The playfulness, perhaps, comes from the the conception or intuition that animates the novel, the use of the I-Ching— coupled with the wildly free, agrammatical style. What's more, the play seems inexhaustible. Each chapter could be discussed for hours in terms of how Lily is riffing off of the hexagram. In the sections of the hexagram "Obstruction," she deals with memory, fear, sadness, definitions, Heaven, Earth, small vs. great, family, translating, allegory, and housing. All in two pages!
What's more, this intricately textured novel is not dense. There is so much room to breathe, so much tenderness — the mother lying next to a sick little girl and asking her to give the illness to the mother, and the little girl not wanting to get her mother sick; lovers hearing "how sounds move in groups to our ears"; & Jill walking "into a forest & there she sang with rabbits & birds & a very charming prince overheard melody.
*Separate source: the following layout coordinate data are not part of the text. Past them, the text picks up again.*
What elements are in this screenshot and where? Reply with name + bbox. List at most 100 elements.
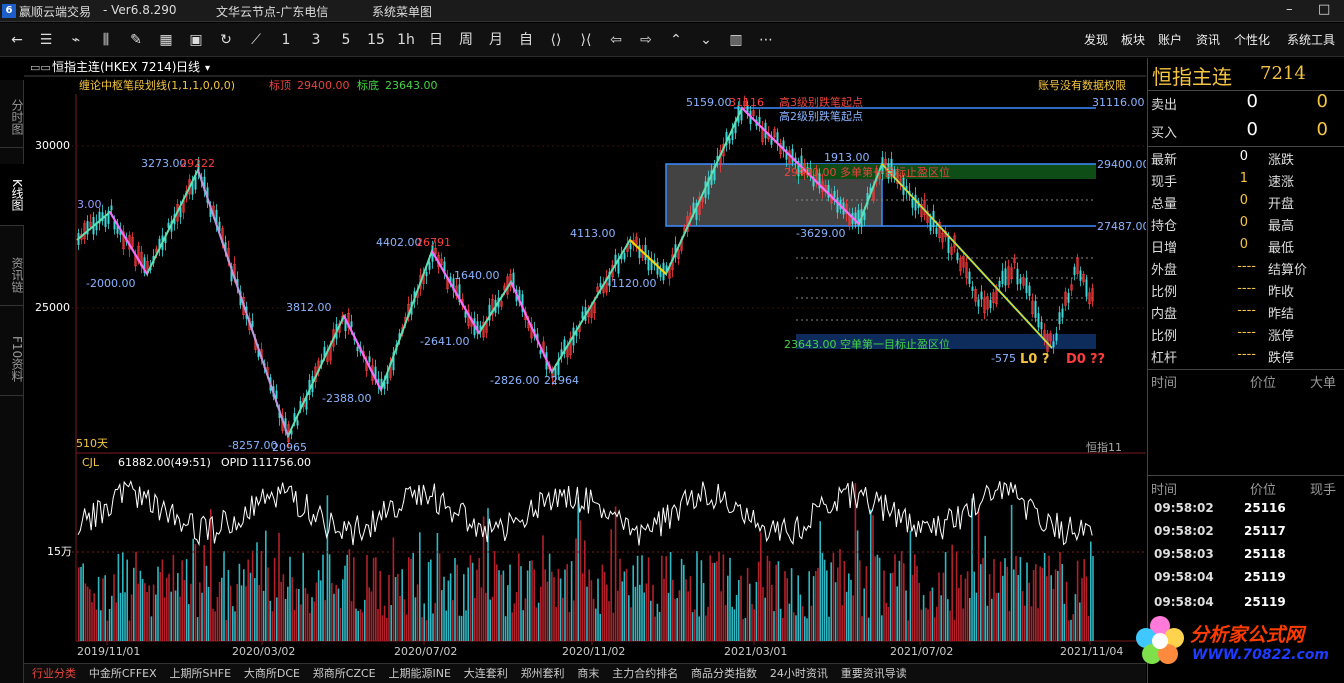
volume-bar [1074,594,1077,641]
save-icon[interactable]: ▣ [183,31,209,49]
volume-bar [238,563,241,641]
volume-bar [135,551,137,641]
volume-bar [931,587,934,641]
volume-bar [878,557,881,641]
candle-body [599,283,602,288]
volume-bar [713,562,716,641]
candle-icon[interactable]: ⫼ [93,31,119,49]
tab-f10[interactable]: F10资料 [0,324,24,396]
chart-area[interactable]: ▭▭ 恒指主连(HKEX 7214) 日线 ▾ 缠论中枢笔段划线(1,1,1,0… [24,58,1146,683]
tab-cross[interactable]: 商末 [577,664,599,683]
menu-account[interactable]: 账户 [1158,31,1182,48]
draw-icon[interactable]: ✎ [123,31,149,49]
tab-kline[interactable]: K线图 [0,164,24,226]
kline-chart[interactable]: ▭▭ 恒指主连(HKEX 7214) 日线 ▾ 缠论中枢笔段划线(1,1,1,0… [24,58,1146,663]
volume-bar [718,551,720,641]
list-icon[interactable]: ☰ [33,31,59,49]
period-5[interactable]: 5 [333,31,359,49]
pivot-label: -3629.00 [796,227,845,240]
tab-zce[interactable]: 郑商所CZCE [313,664,376,683]
line-chart-icon[interactable]: ⌁ [63,31,89,49]
grid-icon[interactable]: ▦ [153,31,179,49]
volume-bar [214,611,216,641]
layout-icon[interactable]: ▥ [723,31,749,49]
period-month[interactable]: 月 [483,31,509,49]
expand-up-icon[interactable]: ⌃ [663,31,689,49]
tab-news-chain[interactable]: 资讯链 [0,244,24,306]
volume-bar [408,557,410,641]
minimize-icon[interactable]: – [1286,2,1293,17]
volume-bar [421,617,423,641]
menu-personalize[interactable]: 个性化 [1234,31,1270,48]
volume-bar [414,597,417,641]
volume-bar [346,554,348,641]
period-15[interactable]: 15 [363,31,389,49]
period-3[interactable]: 3 [303,31,329,49]
tab-zhengzhou-arb[interactable]: 郑州套利 [521,664,565,683]
period-custom[interactable]: 自 [513,31,539,49]
volume-bar [339,608,342,641]
candle-body [629,243,632,250]
volume-bar [865,566,868,641]
volume-bar [975,592,978,641]
trend-icon[interactable]: ⟋ [243,31,269,49]
system-menu[interactable]: 系统菜单图 [372,3,432,20]
period-week[interactable]: 周 [453,31,479,49]
candle-body [836,197,839,213]
menu-sector[interactable]: 板块 [1121,31,1145,48]
tab-shfe[interactable]: 上期所SHFE [169,664,231,683]
volume-bar [590,580,593,641]
bottom-label: 标底 [357,78,379,92]
volume-bar [608,601,610,641]
no-permission-note: 账号没有数据权限 [1038,78,1126,92]
period-1h[interactable]: 1h [393,31,419,49]
volume-bar [977,508,980,641]
back-icon[interactable]: ← [4,31,30,49]
volume-bar [735,594,738,641]
tab-timeshare[interactable]: 分时图 [0,86,24,148]
volume-bar [839,549,841,641]
period-1[interactable]: 1 [273,31,299,49]
scroll-right-icon[interactable]: ⇨ [633,31,659,49]
volume-bar [95,609,98,641]
server-node[interactable]: 文华云节点-广东电信 [216,3,328,20]
tab-industry[interactable]: 行业分类 [32,664,76,683]
refresh-icon[interactable]: ↻ [213,31,239,49]
volume-bar [892,572,894,641]
volume-bar [973,571,975,641]
candle-body [956,252,959,261]
bid-row[interactable]: 买入 0 0 [1148,119,1344,144]
volume-bar [999,561,1002,641]
tab-main[interactable]: 主力合约排名 [612,664,678,683]
tab-important[interactable]: 重要资讯导读 [841,664,907,683]
pivot-label: -2388.00 [322,392,371,405]
period-day[interactable]: 日 [423,31,449,49]
tab-dalian-arb[interactable]: 大连套利 [464,664,508,683]
zoom-in-icon[interactable]: ⟨⟩ [543,31,569,49]
quote-panel: 恒指主连(HKEX 7214) 恒指主连 7214 卖出 0 0 买入 0 0 … [1147,58,1344,683]
volume-bar [216,597,219,641]
menu-news[interactable]: 资讯 [1196,31,1220,48]
expand-down-icon[interactable]: ⌄ [693,31,719,49]
volume-bar [438,553,441,641]
volume-bar [826,570,828,641]
volume-bar [445,610,447,641]
tab-dce[interactable]: 大商所DCE [244,664,300,683]
tab-czce[interactable]: 中金所CFFEX [89,664,157,683]
menu-discover[interactable]: 发现 [1084,31,1108,48]
maximize-icon[interactable]: □ [1318,2,1330,17]
tab-ine[interactable]: 上期能源INE [388,664,450,683]
ask-row[interactable]: 卖出 0 0 [1148,91,1344,116]
zoom-out-icon[interactable]: ⟩⟨ [573,31,599,49]
tab-index[interactable]: 商品分类指数 [691,664,757,683]
candle-body [1067,292,1070,303]
days-label: 510天 [76,437,108,450]
volume-bar [705,615,707,641]
tab-24h[interactable]: 24小时资讯 [770,664,828,683]
volume-bar [379,570,381,641]
volume-bar [711,562,714,641]
more-icon[interactable]: ⋯ [753,31,779,49]
volume-bar [386,617,388,641]
menu-system-tools[interactable]: 系统工具 [1287,31,1335,48]
scroll-left-icon[interactable]: ⇦ [603,31,629,49]
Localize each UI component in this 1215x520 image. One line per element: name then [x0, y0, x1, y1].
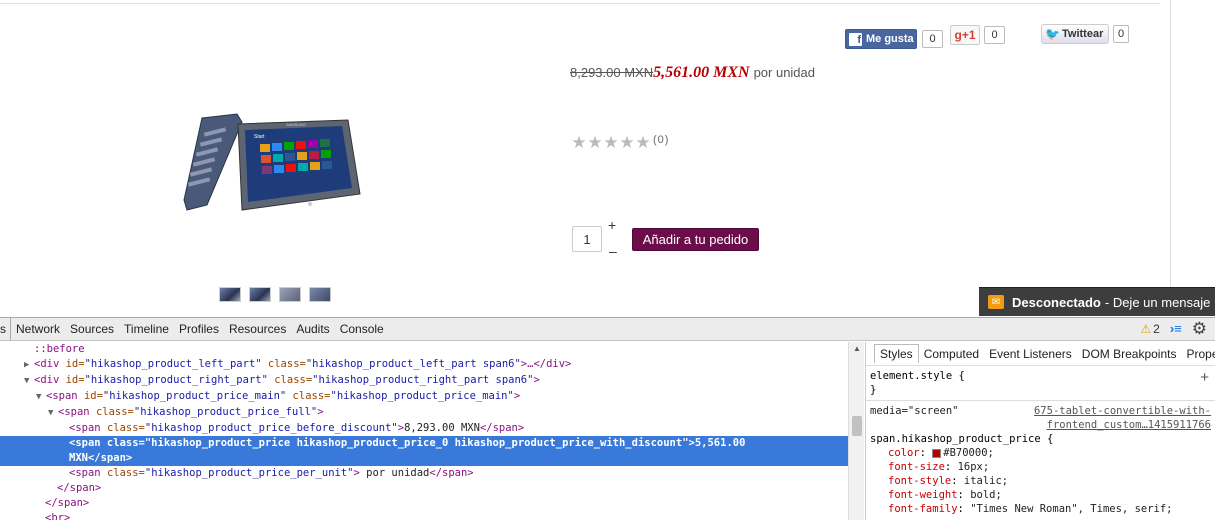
google-plus-button[interactable]: g +1: [950, 25, 980, 45]
twitter-tweet-button[interactable]: 🐦 Twittear: [1041, 24, 1109, 44]
dom-node-price-before-discount[interactable]: <span class="hikashop_product_price_befo…: [0, 421, 848, 436]
tab-dom-breakpoints[interactable]: DOM Breakpoints: [1077, 345, 1182, 363]
twitter-tweet-count: 0: [1113, 25, 1129, 43]
tab-network[interactable]: Network: [11, 318, 65, 341]
scrollbar-thumb[interactable]: [852, 416, 862, 436]
style-prop-font-style[interactable]: font-style: italic;: [870, 474, 1211, 488]
quantity-input[interactable]: 1: [572, 226, 602, 252]
devtools-tabbar: s Network Sources Timeline Profiles Reso…: [0, 317, 1215, 341]
star-icon[interactable]: ★: [619, 134, 635, 151]
style-prop-font-size[interactable]: font-size: 16px;: [870, 460, 1211, 474]
dom-node-left-part[interactable]: ▶ <div id="hikashop_product_left_part" cl…: [0, 357, 848, 373]
star-icon[interactable]: ★: [587, 134, 603, 151]
chat-message: - Deje un mensaje: [1104, 294, 1211, 310]
styles-sidebar: Styles Computed Event Listeners DOM Brea…: [865, 342, 1215, 520]
google-plus-label: +1: [961, 28, 976, 42]
price-before-discount: 8,293.00 MXN: [570, 65, 654, 80]
product-thumbnails: [219, 287, 331, 302]
product-thumbnail-1[interactable]: [219, 287, 241, 302]
add-to-cart-button[interactable]: Añadir a tu pedido: [632, 228, 759, 251]
element-style-rule[interactable]: element.style { }: [866, 366, 1215, 401]
chat-status: Desconectado: [1012, 294, 1101, 310]
warnings-count: 2: [1153, 321, 1160, 336]
tab-audits[interactable]: Audits: [291, 318, 334, 341]
gear-icon[interactable]: ⚙: [1192, 320, 1207, 337]
star-icon[interactable]: ★: [603, 134, 619, 151]
add-style-rule-button[interactable]: +: [1200, 369, 1209, 386]
price-with-discount: 5,561.00 MXN: [653, 64, 750, 81]
dom-node-price-with-discount-selected[interactable]: <span class="hikashop_product_price hika…: [0, 436, 848, 451]
element-style-close: }: [870, 384, 877, 396]
tab-profiles[interactable]: Profiles: [174, 318, 224, 341]
dom-node-price-per-unit[interactable]: <span class="hikashop_product_price_per_…: [0, 466, 848, 481]
product-thumbnail-3[interactable]: [279, 287, 301, 302]
warning-icon: ⚠: [1140, 321, 1152, 336]
price-per-unit: por unidad: [753, 65, 816, 80]
dom-node-price-with-discount-cont[interactable]: MXN</span>: [0, 451, 848, 466]
product-page: f Me gusta 0 g +1 0 🐦 Twittear 0 Start S…: [0, 0, 1215, 316]
media-query: media="screen": [870, 405, 959, 417]
product-price: 8,293.00 MXN 5,561.00 MXN por unidad: [570, 64, 815, 82]
facebook-like-count: 0: [922, 30, 943, 48]
dom-node-close-span[interactable]: </span>: [0, 496, 848, 511]
rating-count: (0): [653, 134, 670, 146]
quantity-decrease-button[interactable]: –: [609, 243, 617, 259]
rule-selector: span.hikashop_product_price {: [870, 433, 1054, 445]
console-drawer-icon[interactable]: ›≡: [1170, 321, 1182, 336]
google-plus-count: 0: [984, 26, 1005, 44]
tab-computed[interactable]: Computed: [919, 345, 984, 363]
stylesheet-link-2[interactable]: frontend_custom…1415911766: [1047, 418, 1211, 432]
tab-resources[interactable]: Resources: [224, 318, 291, 341]
star-icon[interactable]: ★: [635, 134, 651, 151]
device-screen-text: Start: [254, 134, 265, 140]
google-plus-icon: g: [954, 28, 962, 42]
dom-node-before[interactable]: ::before: [0, 342, 848, 357]
elements-scrollbar[interactable]: ▲: [848, 342, 864, 520]
style-prop-font-family[interactable]: font-family: "Times New Roman", Times, s…: [870, 502, 1211, 516]
top-divider: [0, 3, 1160, 4]
style-prop-color[interactable]: color: #B70000;: [870, 446, 1211, 460]
tab-properties[interactable]: Properties: [1181, 345, 1215, 363]
color-swatch-icon[interactable]: [932, 448, 942, 458]
star-icon[interactable]: ★: [571, 134, 587, 151]
devtools-toolbar-right: ⚠ 2 ›≡ ⚙: [1140, 320, 1207, 337]
chat-widget-bar[interactable]: ✉ Desconectado - Deje un mensaje: [979, 287, 1215, 316]
quantity-increase-button[interactable]: +: [608, 217, 616, 233]
facebook-icon: f: [849, 32, 862, 46]
product-image[interactable]: Start SAMSUNG: [182, 110, 372, 220]
facebook-like-button[interactable]: f Me gusta: [845, 29, 917, 49]
facebook-like-label: Me gusta: [866, 33, 914, 45]
dom-node-close-span[interactable]: </span>: [0, 481, 848, 496]
styles-tabbar: Styles Computed Event Listeners DOM Brea…: [866, 342, 1215, 366]
warnings-counter[interactable]: ⚠ 2: [1140, 322, 1159, 336]
tab-styles[interactable]: Styles: [874, 344, 919, 363]
rating-stars: ★ ★ ★ ★ ★ (0): [571, 134, 670, 151]
twitter-bird-icon: 🐦: [1045, 27, 1060, 41]
devtools-panel: s Network Sources Timeline Profiles Reso…: [0, 317, 1215, 520]
tab-sources[interactable]: Sources: [65, 318, 119, 341]
element-style-selector: element.style {: [870, 370, 965, 382]
tab-event-listeners[interactable]: Event Listeners: [984, 345, 1077, 363]
dom-node-right-part[interactable]: ▼ <div id="hikashop_product_right_part" c…: [0, 373, 848, 389]
right-divider: [1170, 0, 1171, 316]
tab-console[interactable]: Console: [335, 318, 389, 341]
twitter-tweet-label: Twittear: [1062, 28, 1104, 40]
device-brand-text: SAMSUNG: [286, 122, 306, 127]
product-thumbnail-2[interactable]: [249, 287, 271, 302]
style-prop-font-weight[interactable]: font-weight: bold;: [870, 488, 1211, 502]
envelope-icon: ✉: [988, 295, 1004, 309]
elements-tree: ::before ▶ <div id="hikashop_product_left…: [0, 342, 848, 520]
stylesheet-link-1[interactable]: 675-tablet-convertible-with-: [1034, 404, 1211, 418]
price-style-rule[interactable]: media="screen" 675-tablet-convertible-wit…: [866, 401, 1215, 519]
product-thumbnail-4[interactable]: [309, 287, 331, 302]
tab-timeline[interactable]: Timeline: [119, 318, 174, 341]
dom-node-price-full[interactable]: ▼ <span class="hikashop_product_price_ful…: [0, 405, 848, 421]
scroll-up-arrow-icon[interactable]: ▲: [853, 344, 861, 353]
tab-elements-partial[interactable]: s: [0, 317, 11, 341]
dom-node-price-main[interactable]: ▼ <span id="hikashop_product_price_main" …: [0, 389, 848, 405]
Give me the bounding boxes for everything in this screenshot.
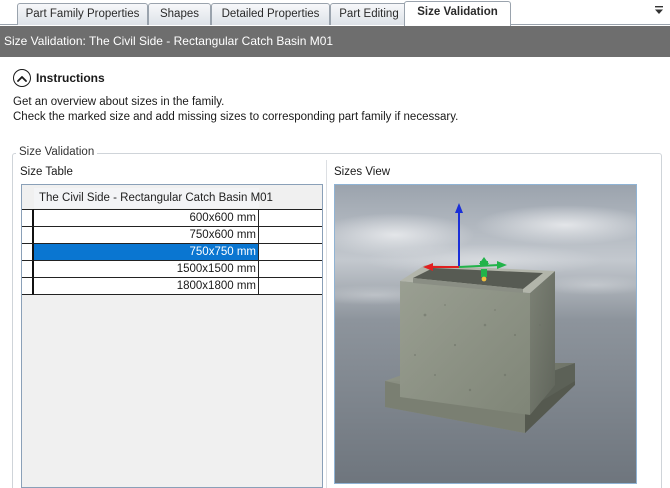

And there is tremendous pain — cancer and chemotherapy, racist comments aimed at the little girl and her parents, love affairs breaking apart, a young man almost completely rejected by his family because of being a homosexual. Each of these, returned to again and again under different hexagrams, causes us to read each text block in at least two ways: one in relation to the hexagram it is under, and the other to the other text blocks under different hexagrams that deal with the same issue.
I love this novel because of its tenderness, its playfulness, its ability to look at some of the most horrible aspects of experience yet not despair. To read this novel and inhabit its world is to feel that almost anything can happen, and it might be horrible. It also might be beautiful. But in that very randomness is the possibility for a a spaciousness and openness that is the source of endurance, perseverance, play, and good fortune.
I agree with you. This is a terrific book!